Mills argued that Mansfield wouldn't be trailing were it not for SEANC's involvement.

"If they were not there, their candidate would lose," Mills said. "She has put together no campaign whatsoever. Without them, she would not be a factor."

Mansfield's campaign reported raising $231,134 in the first quarter of this year, including $70,000 Mansfield loaned his campaign.

SEANC's involvement leveled the playing field and is unusual, said long-time campaign consultant Gary Pearce, who has mainly worked with Democrats.

"It's a legitimate issue for Mansfield's campaign to raise because she would owe a lot to the state employees association," Pearce said.

Noting Mansfield has gotten thousands of dollars in campaign donations from doctors, Pearce said the question could easily be asked of him what he might owe his fellow physicians.
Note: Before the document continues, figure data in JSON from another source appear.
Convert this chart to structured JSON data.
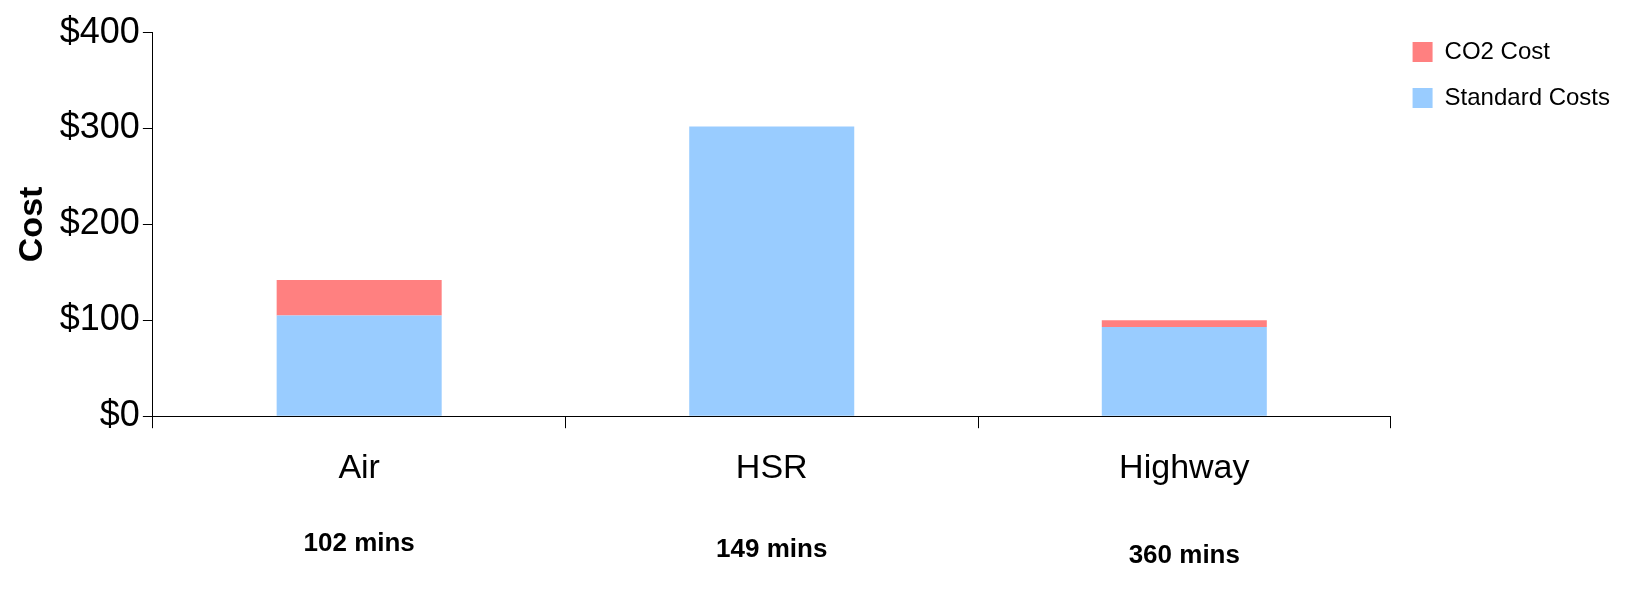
{
  "chart_data": {
    "type": "bar",
    "stacked": true,
    "categories": [
      "Air",
      "HSR",
      "Highway"
    ],
    "series": [
      {
        "name": "Standard Costs",
        "color": "#99ccff",
        "values": [
          105,
          302,
          93
        ]
      },
      {
        "name": "CO2 Cost",
        "color": "#ff8080",
        "values": [
          37,
          0,
          7
        ]
      }
    ],
    "ylabel": "Cost",
    "ylim": [
      0,
      400
    ],
    "yticks": [
      {
        "value": 0,
        "label": "$0"
      },
      {
        "value": 100,
        "label": "$100"
      },
      {
        "value": 200,
        "label": "$200"
      },
      {
        "value": 300,
        "label": "$300"
      },
      {
        "value": 400,
        "label": "$400"
      }
    ],
    "grid": false,
    "legend": "top right",
    "annotations": [
      "102 mins",
      "149 mins",
      "360 mins"
    ]
  }
}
Coleman's flier does note that Mansfield voted for medical malpractice reform, which limits lawsuits against doctors.

"I don't know if you're going to find another campaign in North Carolina where an interest group was so dominant in the race," Pearce said.

Crone said Coleman has relied on SEANC in large part due to the nature of this year's campaign. Gov. Bev Perdue announced in January that she would not run for re-election, prompting incumbent Lt. Gov. Walter Dalton, a Democrat, to jump into the gubernatorial primary.

That gave candidates like Coleman, who would not have run against Dalton, only a few months to raise the money need to pursue a statewide campaign, Crone said.

"We've basically run a 12-week campaign," he said. "There was no ability for Coleman to get out and build a base of small donors."